Прасковья Богдановна сглотнула. В детстве и юности ее часто били, по-взрослому, так что не впервой. Хотя радости, конечно, от перспектив она не испытывала. В голове мешались мысли, она не могла определиться что делать – или попробовать убежать, или разыграть истерику с мольбой о прощении.
– Ты не поняла, с кем связалась, шалава!
Павел Иванович, ростом и так чуть ниже нее, а сейчас и вовсе – спустившись на ступеньку вниз, смотрел ей в грудь. В иной ситуации она бы ударила его носком в голень, или между ног и, воспользовавшись замешательством, сбежала. Но сейчас положение не позволяло – не попасть, и Прасковья Богдановна понимала, что иным способом гарантированно ошеломить разъяренного Байкова не сможет. А если попробует и не получится, будет только хуже.
Новое положение, с которым она уже свыклась, молить и унижаться ей внутренне не позволяло, поэтому Прасковья Богдановна приняла решение бежать. Улучив момент, вырвала руку – собираясь забежать наверх и, проскочив по ложе почетных гостей, спуститься по другой лестнице.
– Стой, с-с… – произошедшее оказалось для Байкова сюрпризом, к такому он оказался не готов.
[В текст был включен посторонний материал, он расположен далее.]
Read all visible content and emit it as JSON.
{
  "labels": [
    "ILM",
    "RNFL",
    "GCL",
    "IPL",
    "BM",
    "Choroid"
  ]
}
В этот момент и раздался взрыв. Стены задрожали и пошатнулись; снимая над головой крышу, взвихрился воющий смерч, проходя над разрушаемыми трибунами с таким гудением, что моментально заложило уши. Вспыхнуло неподалеку огнем, засверкали молнии, звенел нарастающий огромными сталагмитам лед.
Часть стен и трибун амфитеатра просто исчезла, унесенная и раскиданная смерчем, постройка с почетной ложей начала рушиться. Нижний лестничный пролет, на котором стоял Павел Иванович, вместе с частью стены устоял, а вот верхний вздыбился – отбросив бегущую Прасковью Богдановну на площадку, куда она упала, сильно ударившись затылком. Почти сразу же площадка вместе с ней рухнула вниз с высоты второго этажа.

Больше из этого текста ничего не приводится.